BE ye holy; for I am holy," is the command of God recorded by Moses and authoritatively reiterated by the Apostle Peter. This divine edict is God's direct statement to man of the glorious fact of his being, related in the first chapter of Genesis, that man is the image and likeness of God. This imperious command, this gracious gift, was in the beginning bestowed upon God's greatly beloved idea, man. Man is now and always under the loving sovereignty of this divine command, for the gift has never been taken from him, nor can it be.
Unity is precious. It is man's sacred relationship—his oneness with God, as the perfect image and likeness of his Maker. Thus unity is eternally inviolate. In its holy purity it is protected from even the faintest shadow of materiality. Christ Jesus proclaimed his full realization of oneness with God in the words, "I and my Father are one." He thus proclaimed his own spiritual identity; and in his office of pointing the way, he has shown that man's identity is established, sustained, and maintained through his identification with God, Spirit.

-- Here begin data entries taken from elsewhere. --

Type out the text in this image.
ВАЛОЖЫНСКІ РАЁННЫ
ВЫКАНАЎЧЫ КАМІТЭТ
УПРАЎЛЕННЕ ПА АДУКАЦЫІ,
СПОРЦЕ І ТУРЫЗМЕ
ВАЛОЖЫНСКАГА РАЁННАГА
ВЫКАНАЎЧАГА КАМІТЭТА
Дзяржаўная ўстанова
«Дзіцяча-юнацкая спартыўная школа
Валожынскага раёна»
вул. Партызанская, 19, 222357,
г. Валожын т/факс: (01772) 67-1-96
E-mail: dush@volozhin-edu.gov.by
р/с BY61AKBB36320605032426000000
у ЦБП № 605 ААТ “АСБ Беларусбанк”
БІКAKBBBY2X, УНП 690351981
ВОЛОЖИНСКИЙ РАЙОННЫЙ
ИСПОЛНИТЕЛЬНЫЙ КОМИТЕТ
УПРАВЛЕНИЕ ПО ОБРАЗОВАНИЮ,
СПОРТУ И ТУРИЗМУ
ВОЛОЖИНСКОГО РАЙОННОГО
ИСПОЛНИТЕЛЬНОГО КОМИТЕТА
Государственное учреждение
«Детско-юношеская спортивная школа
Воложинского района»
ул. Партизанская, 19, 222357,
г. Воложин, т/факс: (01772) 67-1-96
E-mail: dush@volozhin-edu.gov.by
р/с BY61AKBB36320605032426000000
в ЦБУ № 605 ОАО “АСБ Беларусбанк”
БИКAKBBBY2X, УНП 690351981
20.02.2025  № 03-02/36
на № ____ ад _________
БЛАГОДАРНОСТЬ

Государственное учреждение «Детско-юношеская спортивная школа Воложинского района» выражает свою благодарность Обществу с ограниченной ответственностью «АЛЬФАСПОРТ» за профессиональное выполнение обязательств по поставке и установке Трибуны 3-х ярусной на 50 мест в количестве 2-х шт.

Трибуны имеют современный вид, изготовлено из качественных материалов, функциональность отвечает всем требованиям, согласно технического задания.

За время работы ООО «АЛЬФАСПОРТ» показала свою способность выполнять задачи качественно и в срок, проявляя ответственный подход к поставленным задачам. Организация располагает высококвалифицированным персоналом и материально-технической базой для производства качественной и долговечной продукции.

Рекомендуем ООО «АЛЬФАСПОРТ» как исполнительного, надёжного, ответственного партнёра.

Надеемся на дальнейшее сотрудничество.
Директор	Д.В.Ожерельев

The absolute truth of being has been stated by Mary Baker Eddy in the Christian Science textbook, "Science and Health with Key to the Scriptures" (p. 468), in the scientific declaration that "all is infinite Mind and its infinite manifestation, for God is All-in-all." Assent to suggestion of reality in an illusory opposite of this supreme truth has seemed to deprive man of his identity, his spiritual identification with the All-in-all. Such seeming deprivation has no substance, and it has no place except as an illusion in mortal mind, itself equally mythical.